Naturehumaine clad the two simple volumes in wooden panels that are charred to match hues in the surroundings.
Each is set on a concrete platform, so that they teeter over the slope, and topped with black mono-pitched roofs that angle down towards the precipice.
“By accompanying the natural slope of the ground, their sloping roofs reinforce the sensation of sliding over the cliff,” said Naturehumaine in a project description.
Large windows make the most of the elevated vantage, and are embedded deep into the angled facades to create overhangs that offer shading from strong sunlight.
The blackened wood cabins are different in size, with the larger hosting an open-plan kitchen, lounge and dining room, and a bathroom.

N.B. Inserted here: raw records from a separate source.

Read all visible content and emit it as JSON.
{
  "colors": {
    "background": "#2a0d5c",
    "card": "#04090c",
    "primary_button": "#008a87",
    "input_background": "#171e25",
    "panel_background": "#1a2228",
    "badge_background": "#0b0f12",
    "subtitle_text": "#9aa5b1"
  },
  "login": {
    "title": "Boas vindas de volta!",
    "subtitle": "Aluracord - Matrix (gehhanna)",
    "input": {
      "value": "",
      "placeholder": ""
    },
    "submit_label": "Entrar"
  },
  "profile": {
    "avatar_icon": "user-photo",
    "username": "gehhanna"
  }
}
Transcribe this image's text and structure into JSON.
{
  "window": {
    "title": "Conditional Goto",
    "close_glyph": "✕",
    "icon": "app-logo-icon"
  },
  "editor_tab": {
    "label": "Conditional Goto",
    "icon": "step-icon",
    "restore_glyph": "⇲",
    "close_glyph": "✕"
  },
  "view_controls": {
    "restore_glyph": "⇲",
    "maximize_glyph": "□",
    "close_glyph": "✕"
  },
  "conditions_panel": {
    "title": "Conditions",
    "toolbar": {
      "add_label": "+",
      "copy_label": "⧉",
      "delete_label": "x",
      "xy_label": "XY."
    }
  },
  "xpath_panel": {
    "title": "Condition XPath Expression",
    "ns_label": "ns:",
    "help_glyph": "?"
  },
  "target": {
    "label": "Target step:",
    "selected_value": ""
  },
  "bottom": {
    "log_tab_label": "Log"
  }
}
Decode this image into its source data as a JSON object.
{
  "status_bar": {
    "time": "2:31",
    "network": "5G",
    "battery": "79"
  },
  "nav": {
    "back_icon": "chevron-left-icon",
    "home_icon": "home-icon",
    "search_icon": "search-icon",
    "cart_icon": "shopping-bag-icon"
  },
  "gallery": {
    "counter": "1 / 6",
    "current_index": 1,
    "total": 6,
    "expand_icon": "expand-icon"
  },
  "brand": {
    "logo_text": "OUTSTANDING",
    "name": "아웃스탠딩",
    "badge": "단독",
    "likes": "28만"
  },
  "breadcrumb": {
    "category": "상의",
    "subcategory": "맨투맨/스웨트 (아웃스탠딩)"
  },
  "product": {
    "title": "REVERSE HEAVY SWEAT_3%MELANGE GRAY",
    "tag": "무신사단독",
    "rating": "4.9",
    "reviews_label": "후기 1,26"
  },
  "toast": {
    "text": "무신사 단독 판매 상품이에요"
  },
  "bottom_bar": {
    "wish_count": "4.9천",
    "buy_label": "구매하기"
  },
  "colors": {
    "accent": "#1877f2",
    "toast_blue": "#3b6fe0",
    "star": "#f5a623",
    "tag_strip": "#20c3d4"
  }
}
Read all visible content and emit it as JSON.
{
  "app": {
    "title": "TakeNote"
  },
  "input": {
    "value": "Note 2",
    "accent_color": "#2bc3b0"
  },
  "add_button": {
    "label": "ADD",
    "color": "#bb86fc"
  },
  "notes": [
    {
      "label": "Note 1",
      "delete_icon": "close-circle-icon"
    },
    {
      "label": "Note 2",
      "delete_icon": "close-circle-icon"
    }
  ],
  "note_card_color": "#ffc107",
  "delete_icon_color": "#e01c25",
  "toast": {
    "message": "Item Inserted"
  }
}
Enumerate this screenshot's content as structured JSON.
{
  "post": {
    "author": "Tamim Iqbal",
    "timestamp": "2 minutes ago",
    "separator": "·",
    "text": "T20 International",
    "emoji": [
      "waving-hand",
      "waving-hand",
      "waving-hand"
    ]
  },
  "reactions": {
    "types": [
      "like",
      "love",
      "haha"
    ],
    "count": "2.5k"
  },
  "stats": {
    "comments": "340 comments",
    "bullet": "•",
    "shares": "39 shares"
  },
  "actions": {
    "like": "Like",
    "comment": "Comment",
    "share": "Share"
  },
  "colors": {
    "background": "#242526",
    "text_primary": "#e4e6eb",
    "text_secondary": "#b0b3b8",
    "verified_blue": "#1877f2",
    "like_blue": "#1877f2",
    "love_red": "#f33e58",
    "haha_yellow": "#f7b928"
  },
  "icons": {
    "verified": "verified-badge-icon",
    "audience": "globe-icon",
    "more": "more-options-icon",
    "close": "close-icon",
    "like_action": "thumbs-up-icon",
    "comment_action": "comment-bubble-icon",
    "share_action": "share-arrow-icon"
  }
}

Two bedrooms occupy the other, which is angled away from its partner to face a different view.
A third, smaller volume is wedged between the pair to fill the gap, and provide an entrance hall to the residence.
This is clad in hemlock wooden planks to complete the “natural palette”, matching the wood covering the floor of the terrace.
Inside, black wooden ceiling beams and ceramic floor tiles with a concrete finish continue the monochrome material palette. The decor provides a neutral backdrop to the views of greenery offered by the large windows.
“While enhancing the landscape, the project above all considers the cabin as a minimal and contemplative space, inviting tranquility,” said the studio.
Furnishings in the property include a grey sofa and a wooden coffee table. The dining table is made of thick wooden beams that appears to draw on the wild setting.
Although following the greyscale scheme, the bathroom differs as the ceiling beams are painted white to match the wall tiles.
La Binocle, which is nicknamed Crowhill Cabin, is currently available to rent on Airbnb.
The project is the latest in a series that Naturehumaine has designed for the same client, who is also the builder and project contractor. The team has previously worked together on the renovation and extension of a 1920s residential building in Montreal, as well as the client’s home in the city.